Ksatria Menerima Kalah
Oleh Isbedy Stiawan ZS
SEBUAH pertandingan ada kalah atau menang, dan hanya sedikit yang berakhir seri: itu pun harus ditambah waktu bertanding sampai menemukan pemenangnya.
Mat Yusuf memulai pembicaraan pagi ini, sambil menyeruput kopi kesukaannya: tanpa gula. Istriku sudah tahu benar dengan kopi yang diinginkan Mat Yusuf, jadi tanpa dia ingatkan pun dipastikan yang diseruputnya adalah kopi pahit.

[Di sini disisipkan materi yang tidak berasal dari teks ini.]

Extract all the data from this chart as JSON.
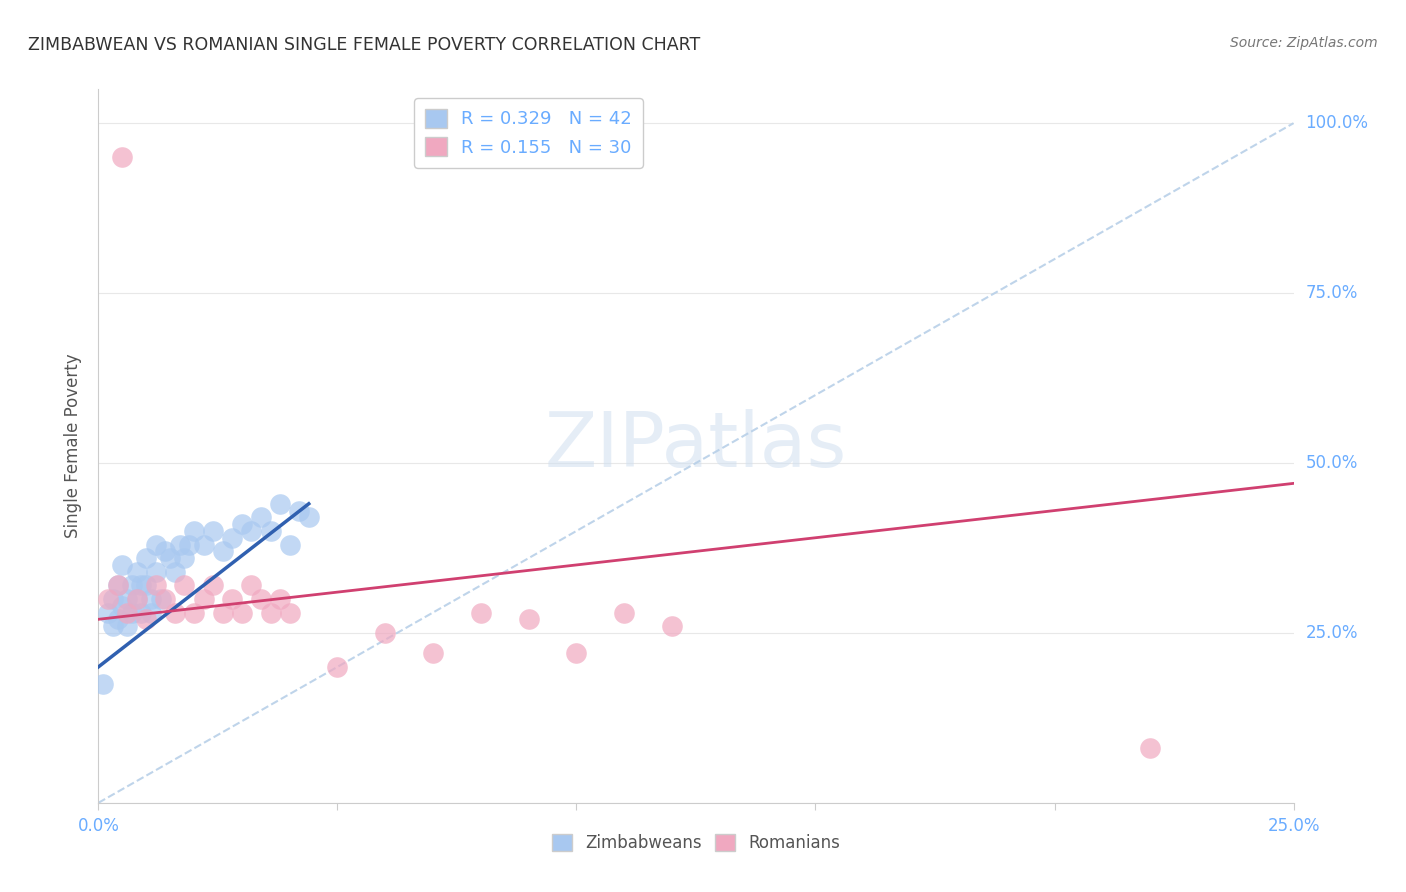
{
  "title": "ZIMBABWEAN VS ROMANIAN SINGLE FEMALE POVERTY CORRELATION CHART",
  "source": "Source: ZipAtlas.com",
  "ylabel": "Single Female Poverty",
  "xlim": [
    0.0,
    0.25
  ],
  "ylim": [
    0.0,
    1.05
  ],
  "xticks": [
    0.0,
    0.05,
    0.1,
    0.15,
    0.2,
    0.25
  ],
  "yticks": [
    0.0,
    0.25,
    0.5,
    0.75,
    1.0
  ],
  "zimbabwean_color": "#a8c8f0",
  "romanian_color": "#f0a8c0",
  "trend_zim_color": "#3060b0",
  "trend_rom_color": "#d04070",
  "diagonal_color": "#b8d0e8",
  "background_color": "#ffffff",
  "grid_color": "#e8e8e8",
  "tick_color": "#6aacff",
  "R_zim": 0.329,
  "N_zim": 42,
  "R_rom": 0.155,
  "N_rom": 30,
  "zim_x": [
    0.001,
    0.002,
    0.003,
    0.003,
    0.004,
    0.004,
    0.005,
    0.005,
    0.006,
    0.006,
    0.007,
    0.007,
    0.008,
    0.008,
    0.009,
    0.009,
    0.01,
    0.01,
    0.011,
    0.011,
    0.012,
    0.012,
    0.013,
    0.014,
    0.015,
    0.016,
    0.017,
    0.018,
    0.019,
    0.02,
    0.022,
    0.024,
    0.026,
    0.028,
    0.03,
    0.032,
    0.034,
    0.036,
    0.038,
    0.04,
    0.042,
    0.044
  ],
  "zim_y": [
    0.175,
    0.28,
    0.3,
    0.26,
    0.32,
    0.27,
    0.35,
    0.29,
    0.3,
    0.26,
    0.32,
    0.28,
    0.34,
    0.3,
    0.32,
    0.28,
    0.36,
    0.32,
    0.3,
    0.28,
    0.38,
    0.34,
    0.3,
    0.37,
    0.36,
    0.34,
    0.38,
    0.36,
    0.38,
    0.4,
    0.38,
    0.4,
    0.37,
    0.39,
    0.41,
    0.4,
    0.42,
    0.4,
    0.44,
    0.38,
    0.43,
    0.42
  ],
  "rom_x": [
    0.002,
    0.004,
    0.006,
    0.008,
    0.01,
    0.012,
    0.014,
    0.016,
    0.018,
    0.02,
    0.022,
    0.024,
    0.026,
    0.028,
    0.03,
    0.032,
    0.034,
    0.036,
    0.038,
    0.04,
    0.05,
    0.06,
    0.07,
    0.08,
    0.09,
    0.1,
    0.11,
    0.12,
    0.22,
    0.005
  ],
  "rom_y": [
    0.3,
    0.32,
    0.28,
    0.3,
    0.27,
    0.32,
    0.3,
    0.28,
    0.32,
    0.28,
    0.3,
    0.32,
    0.28,
    0.3,
    0.28,
    0.32,
    0.3,
    0.28,
    0.3,
    0.28,
    0.2,
    0.25,
    0.22,
    0.28,
    0.27,
    0.22,
    0.28,
    0.26,
    0.08,
    0.95
  ],
  "zim_trend_x": [
    0.0,
    0.044
  ],
  "zim_trend_y": [
    0.2,
    0.44
  ],
  "rom_trend_x": [
    0.0,
    0.25
  ],
  "rom_trend_y": [
    0.27,
    0.47
  ]
}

Dia selalu ingatkan aku, kopi tanpa gula baik untuk menjaga kesehatan, khususnya dari serangan diabetes alias kencing manis bin kadar gula yang tinggi mengendap di tubuh. “Jadi,” kata dia lagi setiap kami mengopi di waktu pagi, “meski sejak muda aku pengopi, boleh cek di dokter tubuhku ini tak terjangkit kadar gula. Tapi coba sampeyan, kujamin kadar gulanya banyak. Soalnya…”
“Hussst sampeyan ini, itu sama saja mendoakan aku agar terkena diabetes. Kalau kucek ternyata minus, bagaimana? Berapa kau mau bayar?” aku menyergah cepat. Aku tersinggung. “Eh, apa maksudnya dengan ‘soalnya….’ tadi?”
“Aku lupa, kau menyerobot sih, jadi entah apa yang mau kuomongkan…” ujar Mat Yusuf, lalu mengalihkan dengan mengisap rokoknya setelah meminum kopinya. “Tapi, sudahlah, mulai pagi ini kita lupakan soal gula putih. Tidak penting lagi. Tak ada manusia yang tidak memerlukan gula putih, jadi jangan kambinghitamkan si gula….” imbuh dia.
Tiba-tiba saja sahabatku ini menghentikan pembicaraan soal gula putih. Padahal, dulunya ia paling gencar membincangkannya. Dia menuding maraknya peredaran gula putih di masyarakat, seperti maraknya pasaran narkoba di kalangan anak-anak muda.
Mat Yusuf sampai mensejajarkan bahayanya gula putih dengan ganja atau ekstasi dalam tubuh manusia. Karena itu, meski berkali-kali kutentang dan kuanggap lebay, dia mengusulkan agar dilakukan pula razia bagi peredaran gula putih seperti razia terhadap narkoba.
“Khususnya saat kampanye pemilihan kepala daerah. Gula putih berton-ton menyerbu rakyat, dan masyarakat nyaris tertimbun!”